What, exactly, is a Jew?

Here's another article dealing with conversion in Israel It seems that the federations in North America do not like the present method as, in their eyes, it excludes people who, effectively, should be seen as Jews. What gets me is that we have been discussing the question of "Who is a Jew?" for years, we never truly investigate or even ask the question of "What is a Jew?". Simply, to the federations, the term Jew really has not religious significance. It is an ethnic, social, nationalistic term -- and, simply, identifying with the group is what, essentially, identifies you with the group. In applying the terms of the Rav, it is shared fate. Under the canopy of Halacha, though, the Jew has a different dimension and, while incorporating the concept of shared fate (and the concept of nationalism), has a further aspect to it that differentiates the term for all other nationaistic terms. It has a religious dimension. In the view of the Rav, this could be described as shared destiny which, at its root, means a shared consciousness, purpose and understood significance. Within this understanding of what the term Jew means, becoming Jewish is more than identifying with the group but necessitates joining in the goals of the group -- more correctly, what the goals of the group should be. According to Halacha, this demands that one must accept Halacha, practice Halacha, and be commited to Torah goals. This is what conversion is about.

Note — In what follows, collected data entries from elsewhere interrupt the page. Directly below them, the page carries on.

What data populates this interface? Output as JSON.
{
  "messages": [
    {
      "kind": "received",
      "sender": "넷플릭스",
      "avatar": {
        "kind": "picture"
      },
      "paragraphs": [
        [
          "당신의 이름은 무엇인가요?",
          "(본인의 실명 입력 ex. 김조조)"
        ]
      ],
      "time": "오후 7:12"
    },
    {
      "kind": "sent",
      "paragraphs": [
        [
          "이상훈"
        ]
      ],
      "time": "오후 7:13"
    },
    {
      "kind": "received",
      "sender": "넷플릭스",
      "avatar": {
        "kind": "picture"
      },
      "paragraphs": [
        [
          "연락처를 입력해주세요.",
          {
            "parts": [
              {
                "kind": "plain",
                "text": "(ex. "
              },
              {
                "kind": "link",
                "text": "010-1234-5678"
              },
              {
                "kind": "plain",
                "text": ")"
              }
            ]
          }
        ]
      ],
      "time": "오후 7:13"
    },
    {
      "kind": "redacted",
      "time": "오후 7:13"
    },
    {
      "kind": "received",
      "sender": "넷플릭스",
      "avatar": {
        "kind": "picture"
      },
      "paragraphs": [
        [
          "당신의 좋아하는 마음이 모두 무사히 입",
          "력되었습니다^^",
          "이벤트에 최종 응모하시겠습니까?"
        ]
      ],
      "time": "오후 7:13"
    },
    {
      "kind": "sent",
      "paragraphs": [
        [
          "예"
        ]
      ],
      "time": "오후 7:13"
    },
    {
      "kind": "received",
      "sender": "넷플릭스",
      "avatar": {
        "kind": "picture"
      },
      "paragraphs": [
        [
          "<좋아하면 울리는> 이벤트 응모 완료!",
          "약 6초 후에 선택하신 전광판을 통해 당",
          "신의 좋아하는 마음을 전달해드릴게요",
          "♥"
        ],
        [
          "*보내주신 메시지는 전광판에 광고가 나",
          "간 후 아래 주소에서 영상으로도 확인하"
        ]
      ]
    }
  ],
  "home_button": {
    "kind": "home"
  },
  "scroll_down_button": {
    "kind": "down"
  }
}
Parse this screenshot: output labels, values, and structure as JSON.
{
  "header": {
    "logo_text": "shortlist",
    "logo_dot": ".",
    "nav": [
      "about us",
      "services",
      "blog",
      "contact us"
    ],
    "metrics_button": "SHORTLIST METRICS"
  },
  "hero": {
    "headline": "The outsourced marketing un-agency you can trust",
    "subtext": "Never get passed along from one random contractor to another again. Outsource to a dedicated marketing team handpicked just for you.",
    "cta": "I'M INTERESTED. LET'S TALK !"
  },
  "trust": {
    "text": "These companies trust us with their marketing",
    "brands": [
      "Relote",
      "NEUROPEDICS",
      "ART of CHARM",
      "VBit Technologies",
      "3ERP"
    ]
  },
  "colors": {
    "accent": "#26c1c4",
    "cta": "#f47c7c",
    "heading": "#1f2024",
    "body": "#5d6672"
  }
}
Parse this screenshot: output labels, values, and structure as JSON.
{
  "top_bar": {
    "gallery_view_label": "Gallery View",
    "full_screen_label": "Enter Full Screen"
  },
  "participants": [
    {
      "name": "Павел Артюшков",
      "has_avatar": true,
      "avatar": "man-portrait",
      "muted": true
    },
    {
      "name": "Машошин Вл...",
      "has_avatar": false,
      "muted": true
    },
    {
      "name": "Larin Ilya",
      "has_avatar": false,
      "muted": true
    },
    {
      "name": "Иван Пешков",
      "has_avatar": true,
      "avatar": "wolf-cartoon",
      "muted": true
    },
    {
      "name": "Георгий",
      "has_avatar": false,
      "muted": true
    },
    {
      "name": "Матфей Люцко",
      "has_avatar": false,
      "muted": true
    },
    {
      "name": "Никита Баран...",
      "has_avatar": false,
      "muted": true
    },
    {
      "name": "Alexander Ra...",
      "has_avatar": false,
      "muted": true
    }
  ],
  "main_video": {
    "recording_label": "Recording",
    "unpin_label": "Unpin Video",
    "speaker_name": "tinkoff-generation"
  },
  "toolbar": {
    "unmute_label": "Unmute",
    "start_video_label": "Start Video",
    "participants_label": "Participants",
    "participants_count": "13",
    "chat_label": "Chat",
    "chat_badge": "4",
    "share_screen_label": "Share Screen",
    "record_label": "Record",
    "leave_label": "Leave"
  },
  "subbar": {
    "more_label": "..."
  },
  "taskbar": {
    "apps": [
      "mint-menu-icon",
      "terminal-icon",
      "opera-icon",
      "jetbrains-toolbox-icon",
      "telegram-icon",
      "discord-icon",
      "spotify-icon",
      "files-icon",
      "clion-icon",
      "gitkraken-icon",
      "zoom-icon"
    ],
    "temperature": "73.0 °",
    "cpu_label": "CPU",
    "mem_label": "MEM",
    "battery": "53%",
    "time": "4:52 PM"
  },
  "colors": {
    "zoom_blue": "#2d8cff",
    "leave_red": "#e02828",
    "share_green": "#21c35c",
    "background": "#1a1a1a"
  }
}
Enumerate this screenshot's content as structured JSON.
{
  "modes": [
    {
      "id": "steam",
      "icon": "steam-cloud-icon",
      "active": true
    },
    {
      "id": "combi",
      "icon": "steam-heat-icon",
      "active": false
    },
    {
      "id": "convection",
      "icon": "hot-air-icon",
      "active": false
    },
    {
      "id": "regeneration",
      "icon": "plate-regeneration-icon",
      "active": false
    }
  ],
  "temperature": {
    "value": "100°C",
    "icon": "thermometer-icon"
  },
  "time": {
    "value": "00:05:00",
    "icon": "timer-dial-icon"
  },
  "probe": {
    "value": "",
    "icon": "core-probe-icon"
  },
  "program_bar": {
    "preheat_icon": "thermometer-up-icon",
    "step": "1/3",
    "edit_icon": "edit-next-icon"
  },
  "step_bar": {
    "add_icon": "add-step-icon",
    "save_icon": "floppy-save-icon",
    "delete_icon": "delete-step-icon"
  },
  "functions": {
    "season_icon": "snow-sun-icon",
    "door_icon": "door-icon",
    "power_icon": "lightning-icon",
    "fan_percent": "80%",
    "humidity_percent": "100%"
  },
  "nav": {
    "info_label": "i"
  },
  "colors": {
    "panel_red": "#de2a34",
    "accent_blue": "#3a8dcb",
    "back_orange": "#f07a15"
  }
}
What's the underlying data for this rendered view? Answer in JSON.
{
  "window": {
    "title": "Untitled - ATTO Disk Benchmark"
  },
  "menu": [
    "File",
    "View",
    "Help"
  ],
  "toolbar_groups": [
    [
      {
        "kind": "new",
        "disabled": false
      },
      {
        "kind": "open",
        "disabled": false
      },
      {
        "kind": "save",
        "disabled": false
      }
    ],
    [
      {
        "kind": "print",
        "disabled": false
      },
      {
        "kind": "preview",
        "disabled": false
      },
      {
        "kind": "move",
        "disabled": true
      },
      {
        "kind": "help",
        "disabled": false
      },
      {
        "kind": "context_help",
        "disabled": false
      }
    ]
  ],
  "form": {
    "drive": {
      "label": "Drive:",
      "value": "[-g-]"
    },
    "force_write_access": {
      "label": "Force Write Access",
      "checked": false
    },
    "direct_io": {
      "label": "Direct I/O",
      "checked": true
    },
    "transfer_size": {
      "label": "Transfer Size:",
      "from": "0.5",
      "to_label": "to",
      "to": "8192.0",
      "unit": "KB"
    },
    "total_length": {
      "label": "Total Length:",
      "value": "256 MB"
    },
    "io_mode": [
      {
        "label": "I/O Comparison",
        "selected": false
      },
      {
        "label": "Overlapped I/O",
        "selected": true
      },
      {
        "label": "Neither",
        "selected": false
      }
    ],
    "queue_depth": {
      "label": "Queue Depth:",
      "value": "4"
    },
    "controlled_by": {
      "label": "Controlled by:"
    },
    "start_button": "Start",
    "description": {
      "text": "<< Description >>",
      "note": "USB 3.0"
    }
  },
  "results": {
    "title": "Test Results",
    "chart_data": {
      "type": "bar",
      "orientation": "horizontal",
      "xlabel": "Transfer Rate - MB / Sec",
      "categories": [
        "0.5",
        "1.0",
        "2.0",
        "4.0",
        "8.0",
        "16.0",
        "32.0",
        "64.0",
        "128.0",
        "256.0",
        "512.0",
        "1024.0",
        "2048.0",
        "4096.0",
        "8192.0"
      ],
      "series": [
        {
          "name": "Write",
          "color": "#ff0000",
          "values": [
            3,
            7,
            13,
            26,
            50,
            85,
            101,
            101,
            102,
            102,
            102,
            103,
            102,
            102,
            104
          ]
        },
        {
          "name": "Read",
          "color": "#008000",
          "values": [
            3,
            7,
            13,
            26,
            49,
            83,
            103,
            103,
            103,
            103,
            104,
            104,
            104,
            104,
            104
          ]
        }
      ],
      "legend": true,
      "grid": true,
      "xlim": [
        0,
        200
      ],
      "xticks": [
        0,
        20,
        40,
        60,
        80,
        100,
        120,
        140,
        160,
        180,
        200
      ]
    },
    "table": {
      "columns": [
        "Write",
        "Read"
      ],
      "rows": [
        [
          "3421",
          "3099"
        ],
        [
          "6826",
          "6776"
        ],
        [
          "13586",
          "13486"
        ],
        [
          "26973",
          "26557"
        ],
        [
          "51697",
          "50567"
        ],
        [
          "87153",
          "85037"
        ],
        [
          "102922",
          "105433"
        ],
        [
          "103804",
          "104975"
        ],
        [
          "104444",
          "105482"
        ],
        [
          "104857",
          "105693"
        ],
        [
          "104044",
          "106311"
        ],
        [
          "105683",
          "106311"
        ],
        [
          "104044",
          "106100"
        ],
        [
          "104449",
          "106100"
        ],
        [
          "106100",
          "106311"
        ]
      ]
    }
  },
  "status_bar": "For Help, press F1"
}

The problem is Israel is, thus, that we are dealing with two different understandings of what the term 'Jew" means. Maybe the problem is that Torah conversion should not be the criteria for Israel's use of this term. There will be, though, other problems with not having gerut k'Halacha as this criteria. Maybe the answer is, as many have done over the years, to apply more lenient understandings of the halachot of gerut because of the nature of this problem. Maybe the need is for a discussion on this level. This demands a discussion not of what really is the law of gerut --which seems to be the case now -- but a discussion of the underlying issue and thus the question of what should be the practical halachic conclusion -- for as we all know, there almost always are differing opinions. This is not the case today for people are still using that problematic term that 'this is the halacha' without presenting that there are differing opinions and there is an issue of what opinion to apply and whether this is a situation to apply minority opinions. This can only come about, though, if we recognize that the issue is the colloquial understanding of Jewishness itself. We have to stop hiding behind a belief that everyone understands the nature of the halachic view of gerut. The reason the world doesn't get it is simply because they don't understand what being Jewish has to do with God anyways. That's the greatest irony -- for what really is Jewishness without God?

(As a final note, I believe, this was so ironic to Rav Kuk that he had to believe that all the chilonim who built up the land would eventually return to Torah.)